I’ve been asked about this quite a few times and blew it off, but here goes.

I don’t know where my writing ideas come from. They seem to happen on their own. I don’t think about writing when I’m not writing. And there’s no inspiration or spark or preparation. I just start typing and essays come out, fully formed. Everything you read by me is first draft and unedited. I check for typos, homonyms, dropped words. I may go back and alter the punctuation slightly. On rare occasions one of my long trumpet solo sentences may be too long and I’ll bust it up, but that involves merely deleting a word or a comma, no rewriting. That’s it for editing.

I try to keep everything simple, I never put anything in quotation marks, try and avoid parentheses, and don’t boldface, italicize or underline. I have a very spare palette of punctuation—commas, periods, ellipses and em dashes, and I use exclamation points and question marks as little as possible. I try to do everything with words and pauses.

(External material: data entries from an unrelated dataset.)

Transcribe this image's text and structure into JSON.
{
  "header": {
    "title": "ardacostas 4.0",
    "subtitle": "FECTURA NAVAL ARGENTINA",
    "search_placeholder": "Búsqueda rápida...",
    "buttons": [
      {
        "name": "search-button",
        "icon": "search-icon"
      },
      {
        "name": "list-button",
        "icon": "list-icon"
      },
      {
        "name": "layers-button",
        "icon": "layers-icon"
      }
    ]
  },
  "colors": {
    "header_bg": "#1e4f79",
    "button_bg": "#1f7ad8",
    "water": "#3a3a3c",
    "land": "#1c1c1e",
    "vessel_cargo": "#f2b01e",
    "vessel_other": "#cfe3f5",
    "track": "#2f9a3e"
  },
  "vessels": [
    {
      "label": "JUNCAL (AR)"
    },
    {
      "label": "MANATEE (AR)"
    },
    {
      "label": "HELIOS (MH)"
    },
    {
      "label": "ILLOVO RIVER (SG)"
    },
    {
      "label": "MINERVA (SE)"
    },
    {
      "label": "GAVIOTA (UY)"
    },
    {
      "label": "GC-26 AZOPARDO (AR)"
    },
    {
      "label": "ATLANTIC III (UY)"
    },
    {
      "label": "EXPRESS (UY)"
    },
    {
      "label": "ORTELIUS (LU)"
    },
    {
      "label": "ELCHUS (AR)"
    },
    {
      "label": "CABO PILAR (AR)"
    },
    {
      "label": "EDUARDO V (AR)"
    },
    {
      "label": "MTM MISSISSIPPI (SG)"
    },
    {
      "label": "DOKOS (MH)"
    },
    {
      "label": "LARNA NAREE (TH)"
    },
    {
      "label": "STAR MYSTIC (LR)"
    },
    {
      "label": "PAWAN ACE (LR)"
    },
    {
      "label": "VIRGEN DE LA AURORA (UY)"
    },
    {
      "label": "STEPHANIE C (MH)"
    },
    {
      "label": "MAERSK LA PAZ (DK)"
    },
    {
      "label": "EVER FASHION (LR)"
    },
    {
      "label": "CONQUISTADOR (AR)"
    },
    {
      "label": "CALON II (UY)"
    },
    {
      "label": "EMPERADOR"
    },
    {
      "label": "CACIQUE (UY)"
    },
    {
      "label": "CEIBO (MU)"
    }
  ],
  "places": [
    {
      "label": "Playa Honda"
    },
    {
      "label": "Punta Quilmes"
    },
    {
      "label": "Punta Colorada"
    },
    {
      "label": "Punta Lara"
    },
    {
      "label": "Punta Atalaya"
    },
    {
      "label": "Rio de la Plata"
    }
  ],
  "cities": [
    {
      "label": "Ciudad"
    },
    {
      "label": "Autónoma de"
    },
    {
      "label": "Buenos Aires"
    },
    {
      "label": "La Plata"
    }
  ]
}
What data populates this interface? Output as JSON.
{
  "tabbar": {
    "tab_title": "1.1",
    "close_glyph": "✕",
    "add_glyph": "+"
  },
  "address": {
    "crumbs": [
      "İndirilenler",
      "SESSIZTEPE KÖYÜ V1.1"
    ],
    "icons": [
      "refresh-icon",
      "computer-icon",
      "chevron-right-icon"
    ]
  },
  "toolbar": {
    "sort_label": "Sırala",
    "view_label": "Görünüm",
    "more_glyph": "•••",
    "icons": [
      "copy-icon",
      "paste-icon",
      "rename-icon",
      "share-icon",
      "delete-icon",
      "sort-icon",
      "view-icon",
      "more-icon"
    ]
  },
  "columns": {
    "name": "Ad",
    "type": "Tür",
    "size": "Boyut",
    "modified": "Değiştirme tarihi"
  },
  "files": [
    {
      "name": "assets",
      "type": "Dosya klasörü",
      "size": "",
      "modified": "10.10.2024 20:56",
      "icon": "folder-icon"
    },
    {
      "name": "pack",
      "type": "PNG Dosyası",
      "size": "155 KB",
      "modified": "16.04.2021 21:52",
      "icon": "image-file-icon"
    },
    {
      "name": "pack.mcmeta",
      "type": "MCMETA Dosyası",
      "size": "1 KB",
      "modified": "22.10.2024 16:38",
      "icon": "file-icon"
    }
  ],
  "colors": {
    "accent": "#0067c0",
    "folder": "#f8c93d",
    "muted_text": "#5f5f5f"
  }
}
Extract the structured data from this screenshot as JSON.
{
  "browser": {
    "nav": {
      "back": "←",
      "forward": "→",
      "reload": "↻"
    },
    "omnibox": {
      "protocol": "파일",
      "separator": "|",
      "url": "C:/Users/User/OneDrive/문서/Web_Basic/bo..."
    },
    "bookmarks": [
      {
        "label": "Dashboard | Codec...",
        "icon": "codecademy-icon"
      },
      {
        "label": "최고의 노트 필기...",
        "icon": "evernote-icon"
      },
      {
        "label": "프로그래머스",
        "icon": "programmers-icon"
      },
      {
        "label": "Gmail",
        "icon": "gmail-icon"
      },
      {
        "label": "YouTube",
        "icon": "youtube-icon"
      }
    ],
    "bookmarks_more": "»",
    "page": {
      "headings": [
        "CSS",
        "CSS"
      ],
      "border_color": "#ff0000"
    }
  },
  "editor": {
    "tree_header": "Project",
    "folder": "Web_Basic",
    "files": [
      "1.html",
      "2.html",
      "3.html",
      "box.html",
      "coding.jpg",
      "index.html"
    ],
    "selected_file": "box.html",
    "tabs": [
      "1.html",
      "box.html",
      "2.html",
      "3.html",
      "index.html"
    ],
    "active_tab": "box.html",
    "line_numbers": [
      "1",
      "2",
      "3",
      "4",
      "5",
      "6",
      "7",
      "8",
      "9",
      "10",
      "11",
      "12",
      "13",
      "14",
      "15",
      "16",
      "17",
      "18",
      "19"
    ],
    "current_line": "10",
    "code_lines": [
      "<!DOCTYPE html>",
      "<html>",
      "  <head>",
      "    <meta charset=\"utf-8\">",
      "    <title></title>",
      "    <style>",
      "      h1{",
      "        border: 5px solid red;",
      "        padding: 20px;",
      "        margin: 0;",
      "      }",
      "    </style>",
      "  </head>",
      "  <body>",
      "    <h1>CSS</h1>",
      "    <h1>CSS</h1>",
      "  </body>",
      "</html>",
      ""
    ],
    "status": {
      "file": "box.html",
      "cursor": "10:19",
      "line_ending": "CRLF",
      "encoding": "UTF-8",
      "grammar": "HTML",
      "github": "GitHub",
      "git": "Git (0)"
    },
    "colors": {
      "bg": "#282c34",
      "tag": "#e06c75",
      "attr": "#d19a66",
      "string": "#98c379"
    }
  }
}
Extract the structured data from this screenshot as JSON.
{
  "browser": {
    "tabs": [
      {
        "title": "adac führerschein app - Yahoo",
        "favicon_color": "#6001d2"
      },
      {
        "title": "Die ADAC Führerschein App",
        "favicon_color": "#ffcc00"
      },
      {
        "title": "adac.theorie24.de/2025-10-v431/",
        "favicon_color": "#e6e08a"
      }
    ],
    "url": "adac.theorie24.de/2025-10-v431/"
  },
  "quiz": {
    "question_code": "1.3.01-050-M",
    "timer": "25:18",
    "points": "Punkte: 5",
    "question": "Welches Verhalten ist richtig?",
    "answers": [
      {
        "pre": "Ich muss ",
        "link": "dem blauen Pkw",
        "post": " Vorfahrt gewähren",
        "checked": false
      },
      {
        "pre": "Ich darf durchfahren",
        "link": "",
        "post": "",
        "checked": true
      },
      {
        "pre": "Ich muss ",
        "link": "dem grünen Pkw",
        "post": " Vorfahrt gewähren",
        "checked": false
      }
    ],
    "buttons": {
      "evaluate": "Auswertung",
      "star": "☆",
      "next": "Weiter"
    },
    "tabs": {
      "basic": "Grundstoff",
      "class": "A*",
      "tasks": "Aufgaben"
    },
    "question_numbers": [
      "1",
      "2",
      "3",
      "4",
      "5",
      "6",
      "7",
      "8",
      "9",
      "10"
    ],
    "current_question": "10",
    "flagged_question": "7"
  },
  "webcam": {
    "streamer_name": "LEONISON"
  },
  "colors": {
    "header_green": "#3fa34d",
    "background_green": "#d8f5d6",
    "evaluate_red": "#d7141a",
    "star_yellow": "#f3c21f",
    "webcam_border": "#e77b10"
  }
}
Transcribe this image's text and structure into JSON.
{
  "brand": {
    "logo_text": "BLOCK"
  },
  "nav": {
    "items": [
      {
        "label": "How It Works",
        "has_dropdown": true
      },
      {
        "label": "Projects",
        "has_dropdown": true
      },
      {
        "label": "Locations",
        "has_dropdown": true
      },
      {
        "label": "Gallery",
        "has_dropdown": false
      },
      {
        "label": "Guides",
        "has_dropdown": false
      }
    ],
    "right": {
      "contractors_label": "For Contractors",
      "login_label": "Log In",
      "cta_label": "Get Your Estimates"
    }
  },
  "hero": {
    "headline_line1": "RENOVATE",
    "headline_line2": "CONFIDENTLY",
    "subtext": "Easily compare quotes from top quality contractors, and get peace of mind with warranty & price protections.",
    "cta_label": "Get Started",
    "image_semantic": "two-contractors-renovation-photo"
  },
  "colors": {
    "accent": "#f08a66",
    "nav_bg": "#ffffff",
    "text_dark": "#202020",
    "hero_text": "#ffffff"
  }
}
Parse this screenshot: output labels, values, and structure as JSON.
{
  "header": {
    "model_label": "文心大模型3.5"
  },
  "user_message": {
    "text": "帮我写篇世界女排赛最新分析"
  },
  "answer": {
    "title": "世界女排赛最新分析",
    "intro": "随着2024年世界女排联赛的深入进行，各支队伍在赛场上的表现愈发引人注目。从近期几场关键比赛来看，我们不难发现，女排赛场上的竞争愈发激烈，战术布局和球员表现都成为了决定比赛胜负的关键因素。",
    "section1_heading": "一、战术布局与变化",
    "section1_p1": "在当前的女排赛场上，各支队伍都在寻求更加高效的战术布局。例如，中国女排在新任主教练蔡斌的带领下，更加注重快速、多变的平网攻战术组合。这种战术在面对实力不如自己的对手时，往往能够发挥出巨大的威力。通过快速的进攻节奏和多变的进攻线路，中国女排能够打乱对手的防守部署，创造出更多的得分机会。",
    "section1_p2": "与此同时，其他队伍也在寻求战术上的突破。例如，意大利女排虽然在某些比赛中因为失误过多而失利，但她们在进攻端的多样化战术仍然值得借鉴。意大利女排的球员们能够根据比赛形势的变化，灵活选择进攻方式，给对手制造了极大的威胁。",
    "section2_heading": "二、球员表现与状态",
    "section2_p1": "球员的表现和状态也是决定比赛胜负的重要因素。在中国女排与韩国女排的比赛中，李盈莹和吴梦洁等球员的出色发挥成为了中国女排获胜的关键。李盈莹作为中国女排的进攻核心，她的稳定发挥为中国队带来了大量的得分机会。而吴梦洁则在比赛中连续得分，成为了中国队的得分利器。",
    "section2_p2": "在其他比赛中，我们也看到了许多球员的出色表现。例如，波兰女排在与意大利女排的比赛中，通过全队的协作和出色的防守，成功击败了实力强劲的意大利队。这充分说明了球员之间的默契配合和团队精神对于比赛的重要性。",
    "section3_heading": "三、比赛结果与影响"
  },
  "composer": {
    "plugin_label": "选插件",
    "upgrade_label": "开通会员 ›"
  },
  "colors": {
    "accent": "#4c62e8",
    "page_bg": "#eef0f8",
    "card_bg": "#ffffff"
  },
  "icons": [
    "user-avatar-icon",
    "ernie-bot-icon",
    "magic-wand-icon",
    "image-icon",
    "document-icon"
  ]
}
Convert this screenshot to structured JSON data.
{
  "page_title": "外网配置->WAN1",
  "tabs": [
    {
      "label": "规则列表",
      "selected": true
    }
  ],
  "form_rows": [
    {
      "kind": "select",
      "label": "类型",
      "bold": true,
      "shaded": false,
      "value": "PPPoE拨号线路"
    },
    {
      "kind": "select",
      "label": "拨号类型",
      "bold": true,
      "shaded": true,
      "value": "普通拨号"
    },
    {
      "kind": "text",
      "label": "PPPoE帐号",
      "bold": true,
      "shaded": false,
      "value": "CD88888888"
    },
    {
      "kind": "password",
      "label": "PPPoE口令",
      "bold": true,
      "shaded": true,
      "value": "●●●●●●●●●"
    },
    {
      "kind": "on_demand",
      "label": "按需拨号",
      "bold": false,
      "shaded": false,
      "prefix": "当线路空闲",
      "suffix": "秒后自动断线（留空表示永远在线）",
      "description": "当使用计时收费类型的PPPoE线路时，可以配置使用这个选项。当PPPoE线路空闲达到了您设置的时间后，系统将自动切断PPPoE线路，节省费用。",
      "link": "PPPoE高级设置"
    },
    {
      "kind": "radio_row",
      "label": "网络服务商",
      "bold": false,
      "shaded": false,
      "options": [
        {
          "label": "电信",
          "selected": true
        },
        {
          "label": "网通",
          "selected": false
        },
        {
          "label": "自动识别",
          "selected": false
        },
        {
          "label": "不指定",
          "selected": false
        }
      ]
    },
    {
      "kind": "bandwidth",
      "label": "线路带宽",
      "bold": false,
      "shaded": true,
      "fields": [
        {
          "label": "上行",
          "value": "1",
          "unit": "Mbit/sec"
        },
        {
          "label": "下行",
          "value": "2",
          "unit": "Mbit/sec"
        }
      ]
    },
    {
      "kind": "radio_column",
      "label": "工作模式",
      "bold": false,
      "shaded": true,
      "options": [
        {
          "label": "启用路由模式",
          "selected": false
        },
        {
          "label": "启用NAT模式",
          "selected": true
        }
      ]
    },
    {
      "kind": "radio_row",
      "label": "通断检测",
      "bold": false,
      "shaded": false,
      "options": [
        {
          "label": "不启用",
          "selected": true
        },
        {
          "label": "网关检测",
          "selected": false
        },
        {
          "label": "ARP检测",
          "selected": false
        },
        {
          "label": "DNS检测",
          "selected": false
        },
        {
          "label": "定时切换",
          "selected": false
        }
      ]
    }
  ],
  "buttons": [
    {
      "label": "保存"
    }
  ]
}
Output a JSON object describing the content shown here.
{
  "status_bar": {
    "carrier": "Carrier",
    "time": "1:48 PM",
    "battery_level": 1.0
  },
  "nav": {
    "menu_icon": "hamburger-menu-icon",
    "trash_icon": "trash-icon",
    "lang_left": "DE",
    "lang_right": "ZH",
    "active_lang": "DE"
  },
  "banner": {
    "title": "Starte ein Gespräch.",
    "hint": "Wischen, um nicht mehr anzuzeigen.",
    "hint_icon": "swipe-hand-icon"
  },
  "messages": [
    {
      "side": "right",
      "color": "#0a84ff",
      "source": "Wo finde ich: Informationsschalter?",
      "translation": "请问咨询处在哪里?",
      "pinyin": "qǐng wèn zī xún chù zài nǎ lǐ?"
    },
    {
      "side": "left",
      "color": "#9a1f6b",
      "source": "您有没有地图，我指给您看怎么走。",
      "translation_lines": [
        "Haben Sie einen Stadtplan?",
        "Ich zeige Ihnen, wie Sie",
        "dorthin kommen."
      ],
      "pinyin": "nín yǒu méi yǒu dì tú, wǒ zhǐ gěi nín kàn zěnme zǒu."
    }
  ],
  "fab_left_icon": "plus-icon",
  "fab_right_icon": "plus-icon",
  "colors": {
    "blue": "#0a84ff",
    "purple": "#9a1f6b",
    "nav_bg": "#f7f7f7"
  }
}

I write almost everything in an implied second person. That is, I write in the first person but through the eyes of the reader. And I avoid adjectives and adverbs whenever possible, and emphasize verbs. Nearly everything I write is in terms of action or movement.

And like this, the things always seem to know when to end on their own. So I let them finish. I leave a lot of them hanging, unresolved, something I picked up from bossa nova. But I never go beyond where the thing ends, I never try to outthink the writing.

That’s it, without getting into all the linguistics and neurology.